Face au risque d'attentats téléguidés à partir de la Syrie, la France et le Royaume-Uni envisagent des raids aériens contre l'organisation Etat islamique (EI) dans ce pays, où Londres a procédé à une première frappe à l'aide d'un drone fin août.
La France effectuera dès mardi des "vols de reconnaissance au-dessus de la Syrie", a annoncé le président François Hollande. "Ils permettront d'envisager des frappes contre Daech (acronyme arabe de l'Etat islamique), en préservant notre autonomie d'action et de décision", a précisé le chef de l'Etat français.
"Aujourd'hui, en Syrie, ce que nous voulons, c'est connaître, savoir ce qui se prépare contre nous et ce qui se fait contre la population syrienne", a expliqué M. Hollande, au moment où l'Europe, confrontée à un afflux massif de migrants syriens, fait face à sa pire crise migratoire depuis la fin de la Deuxième Guerre mondiale.
Pour la France, l'objectif est d'atténuer la menace d'attentats sur son sol. Les attaques meurtrières contre le magazine Charlie Hebdo, une policière et un magasin casher en janvier, l'attaque commise fin août dans un train Thalys, des attentats avortés, ont tous un lien avec le jihadisme et certains ont été revendiqués par l'EI.
Le survol de la Syrie devrait permettre aux services français de collecter du renseignement qui leur faisait cruellement défaut sur les centres d'entraînement et de décision de l'EI en Syrie.
Londres a invoqué lundi le même motif sécuritaire en révélant avoir réalisé une première frappe en Syrie le 21 août.

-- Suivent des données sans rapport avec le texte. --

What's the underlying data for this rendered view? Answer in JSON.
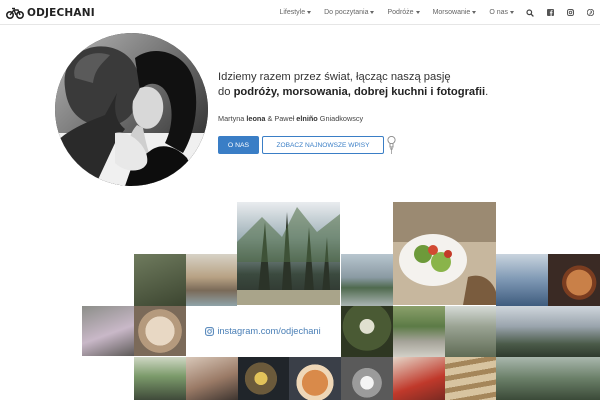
{
  "brand": {
    "name": "ODJECHANI",
    "icon": "bike-logo-icon"
  },
  "nav": {
    "items": [
      {
        "label": "Lifestyle",
        "has_caret": true
      },
      {
        "label": "Do poczytania",
        "has_caret": true
      },
      {
        "label": "Podróże",
        "has_caret": true
      },
      {
        "label": "Morsowanie",
        "has_caret": true
      },
      {
        "label": "O nas",
        "has_caret": true
      }
    ],
    "icons": [
      "search-icon",
      "facebook-icon",
      "instagram-icon",
      "pinterest-icon"
    ]
  },
  "hero": {
    "tagline_line1": "Idziemy razem przez świat, łącząc naszą pasję",
    "tagline_prefix": "do ",
    "tagline_bold": "podróży, morsowania, dobrej kuchni i fotografii",
    "tagline_suffix": ".",
    "authors": {
      "first_name": "Martyna ",
      "first_nick": "leona",
      "joiner": " & Paweł ",
      "second_nick": "elniño",
      "surname": " Gniadkowscy"
    },
    "about_button": "O NAS",
    "latest_button": "ZOBACZ NAJNOWSZE WPISY"
  },
  "instagram": {
    "link_text": "instagram.com/odjechani",
    "icon": "instagram-icon"
  },
  "colors": {
    "accent": "#3a7ec6",
    "link": "#4a7fb6",
    "text": "#333333",
    "nav_text": "#666666"
  }
}
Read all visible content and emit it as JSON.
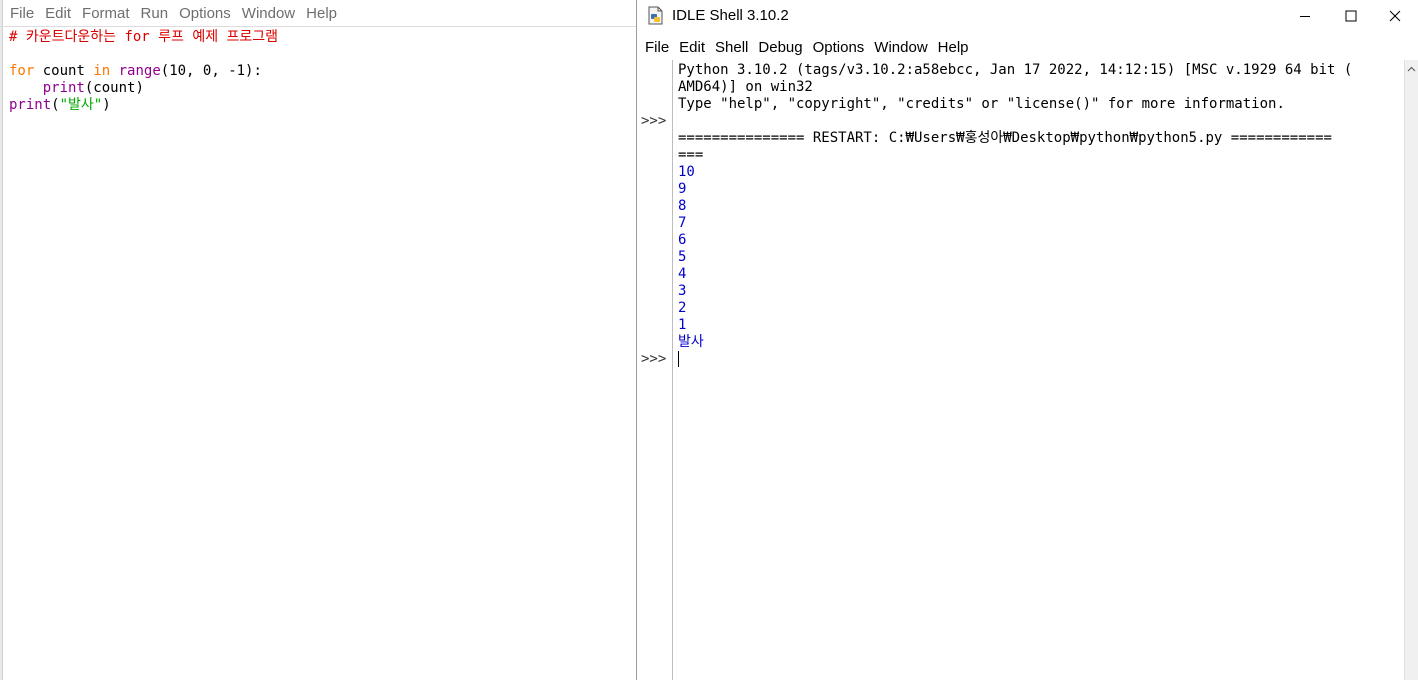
{
  "editor": {
    "menu": [
      "File",
      "Edit",
      "Format",
      "Run",
      "Options",
      "Window",
      "Help"
    ],
    "code": {
      "comment": "# 카운트다운하는 for 루프 예제 프로그램",
      "kw_for": "for",
      "var_count": " count ",
      "kw_in": "in",
      "bi_range": "range",
      "range_args": "(10, 0, -1):",
      "indent": "    ",
      "bi_print": "print",
      "print_args": "(count)",
      "bi_print2": "print",
      "paren_open": "(",
      "str_launch": "\"발사\"",
      "paren_close": ")"
    }
  },
  "shell": {
    "title": "IDLE Shell 3.10.2",
    "window_controls": {
      "minimize": "minimize-icon",
      "maximize": "maximize-icon",
      "close": "close-icon"
    },
    "menu": [
      "File",
      "Edit",
      "Shell",
      "Debug",
      "Options",
      "Window",
      "Help"
    ],
    "prompt": ">>>",
    "banner": [
      "Python 3.10.2 (tags/v3.10.2:a58ebcc, Jan 17 2022, 14:12:15) [MSC v.1929 64 bit (",
      "AMD64)] on win32",
      "Type \"help\", \"copyright\", \"credits\" or \"license()\" for more information."
    ],
    "restart": [
      "=============== RESTART: C:₩Users₩홍성아₩Desktop₩python₩python5.py ============",
      "==="
    ],
    "output": [
      "10",
      "9",
      "8",
      "7",
      "6",
      "5",
      "4",
      "3",
      "2",
      "1",
      "발사"
    ]
  }
}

Trois jihadistes, dont deux Britanniques, ont été tués "dans une frappe méticuleusement préparée et effectuée par un drone de la RAF", a annoncé aux députés le Premier ministre David Cameron.

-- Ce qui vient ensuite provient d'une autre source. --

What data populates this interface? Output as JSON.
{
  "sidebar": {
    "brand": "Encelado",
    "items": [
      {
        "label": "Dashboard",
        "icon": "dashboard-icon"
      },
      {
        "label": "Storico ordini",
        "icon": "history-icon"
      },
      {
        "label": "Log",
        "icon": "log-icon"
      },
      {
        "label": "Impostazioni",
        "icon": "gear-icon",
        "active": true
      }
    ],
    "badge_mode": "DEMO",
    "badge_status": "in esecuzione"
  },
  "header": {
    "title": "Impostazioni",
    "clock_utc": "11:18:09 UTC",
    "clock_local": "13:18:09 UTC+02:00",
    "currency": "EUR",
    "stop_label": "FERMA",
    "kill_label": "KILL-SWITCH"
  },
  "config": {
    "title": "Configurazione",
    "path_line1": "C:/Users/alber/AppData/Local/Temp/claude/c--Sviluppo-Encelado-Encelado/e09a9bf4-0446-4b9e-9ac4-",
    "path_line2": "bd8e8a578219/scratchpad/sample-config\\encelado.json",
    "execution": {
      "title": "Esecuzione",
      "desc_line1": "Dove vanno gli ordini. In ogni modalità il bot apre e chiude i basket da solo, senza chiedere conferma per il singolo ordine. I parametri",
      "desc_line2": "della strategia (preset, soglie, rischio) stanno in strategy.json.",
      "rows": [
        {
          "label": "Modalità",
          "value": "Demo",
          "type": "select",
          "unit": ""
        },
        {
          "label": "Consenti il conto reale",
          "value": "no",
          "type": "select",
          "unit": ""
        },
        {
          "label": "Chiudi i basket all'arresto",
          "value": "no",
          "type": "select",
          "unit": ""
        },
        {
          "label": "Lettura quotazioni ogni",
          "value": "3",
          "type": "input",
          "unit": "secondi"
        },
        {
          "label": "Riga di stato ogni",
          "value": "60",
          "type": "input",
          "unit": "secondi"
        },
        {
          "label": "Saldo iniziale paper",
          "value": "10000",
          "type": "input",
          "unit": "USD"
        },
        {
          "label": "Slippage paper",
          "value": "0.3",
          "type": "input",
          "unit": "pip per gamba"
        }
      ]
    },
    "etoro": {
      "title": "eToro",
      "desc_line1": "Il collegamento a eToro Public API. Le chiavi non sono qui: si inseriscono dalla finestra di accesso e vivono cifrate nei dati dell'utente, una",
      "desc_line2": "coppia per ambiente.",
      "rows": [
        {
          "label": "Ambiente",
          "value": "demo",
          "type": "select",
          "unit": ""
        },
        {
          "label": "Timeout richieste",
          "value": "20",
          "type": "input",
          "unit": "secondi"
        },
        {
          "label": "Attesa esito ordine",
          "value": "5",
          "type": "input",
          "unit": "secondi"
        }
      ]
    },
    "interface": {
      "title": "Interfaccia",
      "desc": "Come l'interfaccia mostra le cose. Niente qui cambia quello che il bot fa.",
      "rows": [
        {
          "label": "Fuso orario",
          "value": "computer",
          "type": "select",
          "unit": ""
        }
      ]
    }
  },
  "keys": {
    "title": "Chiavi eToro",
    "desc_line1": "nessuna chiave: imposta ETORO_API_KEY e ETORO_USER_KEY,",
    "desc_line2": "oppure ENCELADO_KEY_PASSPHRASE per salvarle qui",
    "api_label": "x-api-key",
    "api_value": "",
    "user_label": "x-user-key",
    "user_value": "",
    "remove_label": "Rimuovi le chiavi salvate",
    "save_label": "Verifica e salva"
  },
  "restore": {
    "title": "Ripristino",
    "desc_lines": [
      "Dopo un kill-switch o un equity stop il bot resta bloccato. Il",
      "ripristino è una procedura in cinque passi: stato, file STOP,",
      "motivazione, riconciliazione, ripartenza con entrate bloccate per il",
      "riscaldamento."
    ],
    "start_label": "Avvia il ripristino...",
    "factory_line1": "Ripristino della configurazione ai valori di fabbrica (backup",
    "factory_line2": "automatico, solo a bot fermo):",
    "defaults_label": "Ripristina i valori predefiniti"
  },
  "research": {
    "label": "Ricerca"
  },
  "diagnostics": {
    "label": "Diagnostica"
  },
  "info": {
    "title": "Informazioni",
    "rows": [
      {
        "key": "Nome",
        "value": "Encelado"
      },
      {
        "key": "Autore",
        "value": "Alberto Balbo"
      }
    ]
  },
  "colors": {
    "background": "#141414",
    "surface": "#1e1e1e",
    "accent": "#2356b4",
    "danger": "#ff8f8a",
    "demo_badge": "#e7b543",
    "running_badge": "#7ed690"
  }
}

"Nous n'avions pas le choix" car ces hommes étaient en train de recruter et de "préparer des attaques barbares" contre l'Occident, a-t-il affirmé. Et parce que "dans cette région, il n'y a pas de gouvernement avec lequel nous puissions travailler", a-t-il ajouté.
Selon le Daily Telegraph, citant des sources gouvernementales anonymes, l'un des Britanniques préparait un attentat contre les cérémonies londoniennes de commémoration de la victoire sur le Japon, marquant la fin de la Seconde Guerre mondiale, auxquelles ont assisté en août la reine Elizabeth II et David Cameron.
- Intervention au sol 'irréaliste' -
En septembre 2014, le Parlement britannique avait seulement donné son feu vert à des frappes contre l'EI en Irak mais non en Syrie.
Et en 2013, les députés avaient infligé un camouflet au chef du gouvernement en rejetant une action militaire, cette fois contre le régime de Bachar al-Assad, après des attaques chimiques mises sur le compte des forces gouvernementales.
En raison d'une courte majorité parlementaire, et parce que certains dans son camp sont contre des frappes en Syrie, le Premier ministre pourrait avoir besoin du soutien de l'opposition pour participer aux bombardements de la coalition contre l'EI en Syrie.
Son ambition risque toutefois de se heurter à la probable élection du pacifiste Jeremy Corbyn à la tête du Parti travailliste. Ce dernier a déclaré lundi matin sur la BBC que les frappes "créeraient plus de problèmes qu'elles n'en régleraient".
Dans la soirée, François Hollande et David Cameron se sont entretenus au téléphone, évoquant "la Syrie et le renforcement de l'action de la France et du Royaume-Uni pour se coordonner dans leur lutte contre Daech et travailler en parallèle à une transition politique ordonnée", selon un communiqué de l'Elysée.
La France, qui participe aussi depuis un an aux frappes de la coalition arabo-occidentale en Irak, refusait jusqu'ici de faire de même en Syrie, jugeant qu'y bombarder le groupe jihadiste revenait à soutenir le régime syrien en place en l'absence de toute force modérée organisée susceptible de le remplacer.
François Hollande a réaffirmé son opposition à l'envoi de troupes au sol en Syrie - tout comme en Irak -, une option qu'il juge "inconséquente et irréaliste" car la France serait "seule" et son intervention assimilée à une "occupation".
"C'est un geste politique vis-à-vis des alliés (pour lesquels) il faut frapper l'EI d'abord, ensuite on en viendra à régler le problème du gouvernement syrien", estime un ancien militaire, Jean-Claude Allard, directeur de recherche à l'Institut de relations internationales et stratégiques (Iris) à Paris.